Ela localizou Gregório no Parque de Motomecanização, um quar tel em Casa
Forte. “Ele estava numa cela, com os pés queimados por soda cáustica e a
cabeça quebrada. O coronel Villoc disse que eu era uma atrevida. E
falou: “Com este ferro eu espanquei seu cliente. O que a senhora acha?”. Eu
respondi: “O senhor tem a força, mas...”. aí ele falou: “Mas o quê?”. E eu
disse: “Mas mesmo! Posso ir?”. E ele falou: “Dane-se!”. Para ela, naquele
momento o País vivia “uma síndrome de sangue”.
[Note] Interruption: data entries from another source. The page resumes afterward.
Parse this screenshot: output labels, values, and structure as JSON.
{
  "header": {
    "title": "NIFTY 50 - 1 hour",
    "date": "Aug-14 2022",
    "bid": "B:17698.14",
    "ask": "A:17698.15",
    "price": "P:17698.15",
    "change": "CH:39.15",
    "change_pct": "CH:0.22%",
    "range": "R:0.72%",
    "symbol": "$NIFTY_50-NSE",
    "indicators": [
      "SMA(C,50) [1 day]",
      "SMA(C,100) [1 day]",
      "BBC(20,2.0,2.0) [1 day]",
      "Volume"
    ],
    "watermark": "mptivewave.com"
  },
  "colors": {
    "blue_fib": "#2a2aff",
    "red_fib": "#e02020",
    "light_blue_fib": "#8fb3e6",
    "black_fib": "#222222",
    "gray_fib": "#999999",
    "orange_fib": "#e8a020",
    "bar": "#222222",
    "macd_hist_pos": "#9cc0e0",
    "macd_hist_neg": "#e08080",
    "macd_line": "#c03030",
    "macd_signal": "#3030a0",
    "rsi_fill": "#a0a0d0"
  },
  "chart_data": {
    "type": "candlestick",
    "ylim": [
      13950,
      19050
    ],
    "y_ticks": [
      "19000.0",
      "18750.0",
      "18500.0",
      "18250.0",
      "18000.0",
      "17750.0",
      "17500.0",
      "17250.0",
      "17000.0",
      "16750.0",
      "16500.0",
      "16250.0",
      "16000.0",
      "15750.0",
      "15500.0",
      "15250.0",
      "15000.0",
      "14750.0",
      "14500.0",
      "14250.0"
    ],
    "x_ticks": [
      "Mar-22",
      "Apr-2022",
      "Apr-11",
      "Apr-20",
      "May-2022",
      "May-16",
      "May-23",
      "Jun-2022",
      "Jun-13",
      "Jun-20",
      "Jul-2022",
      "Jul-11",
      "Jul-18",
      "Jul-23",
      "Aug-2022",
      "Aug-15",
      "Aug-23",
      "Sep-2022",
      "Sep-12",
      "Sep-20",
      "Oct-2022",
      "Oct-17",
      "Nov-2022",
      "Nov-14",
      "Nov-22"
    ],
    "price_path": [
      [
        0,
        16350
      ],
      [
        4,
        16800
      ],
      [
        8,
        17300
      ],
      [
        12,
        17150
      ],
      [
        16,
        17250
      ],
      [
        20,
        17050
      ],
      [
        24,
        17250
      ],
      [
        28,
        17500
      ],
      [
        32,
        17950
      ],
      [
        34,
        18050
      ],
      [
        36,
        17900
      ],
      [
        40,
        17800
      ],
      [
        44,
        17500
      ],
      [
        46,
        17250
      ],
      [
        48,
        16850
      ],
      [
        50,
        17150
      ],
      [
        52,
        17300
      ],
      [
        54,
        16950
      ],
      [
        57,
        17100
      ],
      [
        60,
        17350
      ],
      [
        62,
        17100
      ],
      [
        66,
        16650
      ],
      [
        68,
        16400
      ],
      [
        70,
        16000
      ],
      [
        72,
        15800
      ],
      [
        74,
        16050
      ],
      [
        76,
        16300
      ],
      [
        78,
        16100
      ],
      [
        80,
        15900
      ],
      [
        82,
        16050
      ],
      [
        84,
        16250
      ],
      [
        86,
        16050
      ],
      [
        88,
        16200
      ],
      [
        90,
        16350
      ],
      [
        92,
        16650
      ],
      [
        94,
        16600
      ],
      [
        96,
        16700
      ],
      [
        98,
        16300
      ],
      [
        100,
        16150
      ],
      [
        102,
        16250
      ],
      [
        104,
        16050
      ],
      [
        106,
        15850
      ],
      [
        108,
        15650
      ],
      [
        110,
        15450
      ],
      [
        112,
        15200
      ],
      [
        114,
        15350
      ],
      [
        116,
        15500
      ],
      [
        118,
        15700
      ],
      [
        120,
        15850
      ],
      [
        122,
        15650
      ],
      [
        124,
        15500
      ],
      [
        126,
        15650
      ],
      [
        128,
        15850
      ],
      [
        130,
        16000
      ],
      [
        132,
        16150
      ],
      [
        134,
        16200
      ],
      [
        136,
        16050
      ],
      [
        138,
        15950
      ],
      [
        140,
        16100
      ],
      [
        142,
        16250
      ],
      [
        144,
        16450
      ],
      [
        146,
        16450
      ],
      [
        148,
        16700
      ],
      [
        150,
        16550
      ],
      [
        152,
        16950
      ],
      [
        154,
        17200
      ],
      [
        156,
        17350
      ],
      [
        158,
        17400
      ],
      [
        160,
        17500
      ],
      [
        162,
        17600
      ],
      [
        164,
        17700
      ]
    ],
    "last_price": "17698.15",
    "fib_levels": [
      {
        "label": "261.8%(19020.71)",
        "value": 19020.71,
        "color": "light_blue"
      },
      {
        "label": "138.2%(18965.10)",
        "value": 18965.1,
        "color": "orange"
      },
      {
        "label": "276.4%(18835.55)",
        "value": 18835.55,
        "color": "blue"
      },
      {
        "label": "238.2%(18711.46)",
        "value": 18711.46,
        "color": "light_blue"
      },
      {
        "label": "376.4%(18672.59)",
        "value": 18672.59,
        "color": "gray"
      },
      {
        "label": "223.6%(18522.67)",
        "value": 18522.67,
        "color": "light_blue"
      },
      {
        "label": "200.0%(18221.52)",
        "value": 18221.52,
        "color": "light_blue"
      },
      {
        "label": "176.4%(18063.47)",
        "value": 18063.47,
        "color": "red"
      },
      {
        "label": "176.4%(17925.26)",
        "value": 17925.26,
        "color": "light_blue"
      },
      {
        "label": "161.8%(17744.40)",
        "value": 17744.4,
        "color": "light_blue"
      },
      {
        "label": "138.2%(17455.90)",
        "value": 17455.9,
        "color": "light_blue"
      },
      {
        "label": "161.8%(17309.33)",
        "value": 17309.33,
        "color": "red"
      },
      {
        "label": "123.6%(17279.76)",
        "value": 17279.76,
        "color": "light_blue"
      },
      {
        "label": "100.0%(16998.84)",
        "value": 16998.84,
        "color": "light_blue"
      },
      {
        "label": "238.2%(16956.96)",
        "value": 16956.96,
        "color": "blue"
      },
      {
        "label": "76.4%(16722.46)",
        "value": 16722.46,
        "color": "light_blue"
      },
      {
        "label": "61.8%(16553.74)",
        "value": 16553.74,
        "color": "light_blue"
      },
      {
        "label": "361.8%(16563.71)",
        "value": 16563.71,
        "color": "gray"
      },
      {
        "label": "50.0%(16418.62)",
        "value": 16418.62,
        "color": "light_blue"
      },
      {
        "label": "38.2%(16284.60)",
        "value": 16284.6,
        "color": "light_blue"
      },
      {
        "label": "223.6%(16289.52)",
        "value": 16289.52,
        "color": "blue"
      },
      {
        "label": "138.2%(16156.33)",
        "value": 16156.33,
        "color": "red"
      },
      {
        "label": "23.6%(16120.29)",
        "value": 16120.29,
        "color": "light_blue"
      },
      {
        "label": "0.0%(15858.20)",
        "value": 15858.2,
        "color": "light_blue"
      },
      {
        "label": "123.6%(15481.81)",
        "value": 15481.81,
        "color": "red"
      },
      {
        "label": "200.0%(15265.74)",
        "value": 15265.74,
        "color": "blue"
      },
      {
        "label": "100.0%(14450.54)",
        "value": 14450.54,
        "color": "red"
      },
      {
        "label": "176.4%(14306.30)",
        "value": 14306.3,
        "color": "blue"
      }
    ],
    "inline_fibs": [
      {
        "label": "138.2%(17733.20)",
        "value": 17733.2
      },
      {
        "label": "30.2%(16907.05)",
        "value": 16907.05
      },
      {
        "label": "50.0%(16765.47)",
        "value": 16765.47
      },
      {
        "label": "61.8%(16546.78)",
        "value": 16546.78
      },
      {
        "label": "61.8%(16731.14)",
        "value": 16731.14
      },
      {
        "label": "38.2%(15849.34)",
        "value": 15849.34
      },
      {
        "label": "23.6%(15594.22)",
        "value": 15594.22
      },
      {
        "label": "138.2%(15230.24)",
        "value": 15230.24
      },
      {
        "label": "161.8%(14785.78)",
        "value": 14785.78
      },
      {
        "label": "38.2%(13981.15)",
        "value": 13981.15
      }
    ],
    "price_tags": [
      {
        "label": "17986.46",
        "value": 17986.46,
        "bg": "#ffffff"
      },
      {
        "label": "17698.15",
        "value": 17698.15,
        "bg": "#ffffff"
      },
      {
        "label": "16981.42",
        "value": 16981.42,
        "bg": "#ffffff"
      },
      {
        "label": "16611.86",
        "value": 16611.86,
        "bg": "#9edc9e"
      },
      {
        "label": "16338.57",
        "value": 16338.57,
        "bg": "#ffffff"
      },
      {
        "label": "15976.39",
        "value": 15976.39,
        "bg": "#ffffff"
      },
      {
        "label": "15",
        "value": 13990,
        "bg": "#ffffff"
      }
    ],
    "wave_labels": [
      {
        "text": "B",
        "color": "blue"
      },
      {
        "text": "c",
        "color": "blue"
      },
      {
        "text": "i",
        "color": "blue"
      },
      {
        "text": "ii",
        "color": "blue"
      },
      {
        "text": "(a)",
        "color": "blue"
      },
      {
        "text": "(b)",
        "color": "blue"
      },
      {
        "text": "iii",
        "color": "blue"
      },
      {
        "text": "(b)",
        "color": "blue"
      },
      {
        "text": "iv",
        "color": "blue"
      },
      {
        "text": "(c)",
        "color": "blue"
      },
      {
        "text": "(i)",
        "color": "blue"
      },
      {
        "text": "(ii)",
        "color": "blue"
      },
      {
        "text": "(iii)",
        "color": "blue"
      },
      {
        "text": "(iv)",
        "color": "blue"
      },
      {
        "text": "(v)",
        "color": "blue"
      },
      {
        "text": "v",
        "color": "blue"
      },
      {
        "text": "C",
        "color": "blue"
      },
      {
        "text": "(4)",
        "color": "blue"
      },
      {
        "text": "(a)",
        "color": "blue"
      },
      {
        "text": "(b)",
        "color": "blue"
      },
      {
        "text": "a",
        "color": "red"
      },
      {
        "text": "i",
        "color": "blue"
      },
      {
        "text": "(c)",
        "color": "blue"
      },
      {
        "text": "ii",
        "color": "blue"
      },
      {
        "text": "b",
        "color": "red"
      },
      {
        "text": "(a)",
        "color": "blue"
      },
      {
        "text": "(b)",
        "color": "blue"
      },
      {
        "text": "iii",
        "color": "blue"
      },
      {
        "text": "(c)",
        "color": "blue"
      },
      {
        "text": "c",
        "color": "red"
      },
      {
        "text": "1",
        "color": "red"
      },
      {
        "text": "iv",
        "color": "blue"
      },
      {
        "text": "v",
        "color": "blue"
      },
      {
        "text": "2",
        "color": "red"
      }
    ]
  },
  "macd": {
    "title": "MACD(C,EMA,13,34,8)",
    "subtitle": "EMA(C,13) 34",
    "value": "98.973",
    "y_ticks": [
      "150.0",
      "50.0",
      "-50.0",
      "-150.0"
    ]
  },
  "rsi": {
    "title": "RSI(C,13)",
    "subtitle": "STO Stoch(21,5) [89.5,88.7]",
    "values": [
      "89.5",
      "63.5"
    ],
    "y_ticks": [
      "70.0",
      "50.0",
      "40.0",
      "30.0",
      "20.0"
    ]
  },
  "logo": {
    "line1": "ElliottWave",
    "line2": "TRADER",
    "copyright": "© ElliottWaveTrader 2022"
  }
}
Passados 36 anos daquelas cenas, Mércia ainda lembra com emoção, assistindo
à
movimentação das comemorações dos 100 anos de seu amigo e ex-cliente. “Todos
temiam aproximar-se de mim porque eu defendia os presos políticos”, revela,
fazendo questão de mencionar o então escrivão da Vara de Homicídios, Décio
Magalhães que, em 1967, aceitou, com riscos, levar para casa as razões de
defesa de Gregório, rascunhadas por ela, para datilografar. Ainda sem
experiência profissional, Mércia pedia ajuda dos advogados Rui Antunes e
Cláudio César Andrade. Eles iam para uma granja, de madrugada para não serem
vistos pela férrea vigilância policial, onde preparavam as petições. Naquele
momento, Gregório estava doente da próstata e tinha sido removido para o
hospital onde hoje é o Ipsep. Conta que havia policiais com metralhadora
apontando para ela até dentro do quarto do paciente. “Eles queriam ficar até
dentro da sala de cirurgia, mas o coronel-médico César Montezuma os
expulsou.
Eu rendo homenagens ao falecido coronel”.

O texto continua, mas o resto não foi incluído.